At last, the evening rush died down, and an exhausted Tara was finally able to take a break. She exited through the diner's back door to the parking lot, happy to be breathing in air that didn't smell of grease and beer. Tipping her head back, she gazed up at the sky. It was darkening, but she knew the lights from the campus and the city never let it get truly black. It saddened her to see no stars but for a handful of faint pinpoints of light. Instead, the vault of the sky was washed in a hazy red cloud, broken only by the high-rises across the street and the towering crane that marked the construction site on the edge of the campus.
It was the construction project that brought her to College Park. Her family had made the three-hour move from the Eastern Shore when the college had contracted her father's company to build a new parking garage to handle the increasing student population. They'd offered up off-campus housing to the construction workers for the duration of the project, so Tara found herself, along with her father, Donald, and young Donny, Jr., crammed into a tiny two-bedroom apartment that felt nothing like home. She'd been gone only a week, and already she missed their small house in Snow Hill with its garden and trees-real trees that hadn't been planted according to a diagram and sidewalk plans.

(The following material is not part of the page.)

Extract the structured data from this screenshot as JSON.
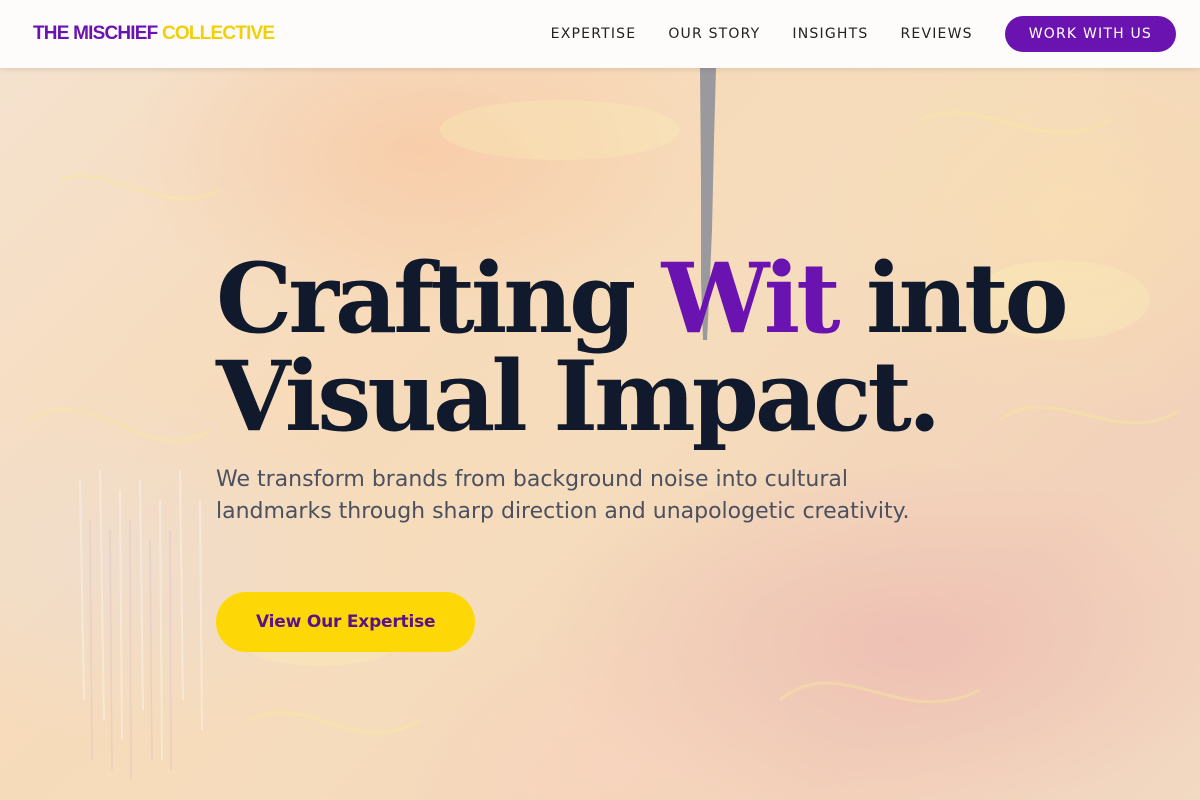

She couldn't voice her indignation to her father, but it upset her that he would make the decision to move on such short notice, without discussing it with his children. Her garden would wither and die while she was away, since she hadn't had time to ask anyone to tend it during her absence. Tara frowned. She had to admit to herself that even if she'd had more time, there wasn't anyone she could have asked. Shouldering more responsibility than most people her age, she'd only managed to make one friend in high school, Hannah. They had drifted apart over the summer, and Hannah had decided to attend college in Ohio.
University was never an option for Tara. Since her mother's death six years earlier, she had been expected to help run the family while her father worked: looking after Donny, keeping the house clean, doing laundry, preparing two meals each day during the week, and three on weekends. Tara had struggled academically, not because she didn't have the brains for it, but because she didn't have the time. Too many unfinished assignments left her graduating with sub-par grades, and with no extracurricular activities to brag about, the colleges weren't knocking on her door. She'd briefly considered applying to the Eastern Shore branch of the university, but realized that even if she was accepted, she had too many responsibilities to cast them aside for a degree.
With a huge college so close to her new home, however, the temptation was too great. Secretly, Tara had visited the campus several times in the last week, walking among the student body as though she was one of them. She'd already located the art building and spent hours perusing the students' exhibits. Tara would have loved to take an art class at the University; she'd always loved painting, and had decorated her home on the Shore with her own works.
"Tara?" Her thoughts were interrupted when Faith queried, half leaning out the diner's door, an apologetic grimace on her face. "Hey, T. You ready for the next wave?" She held the door open for Tara as the blonde ducked under her arm and grabbed an apron off of a peg on the wall.
While Tara returned to the front of the diner, Faith took one last opportunity to enjoy the warm breeze that wafted through the lot, then she too swiveled on her feet to go back to work, letting the door close behind her.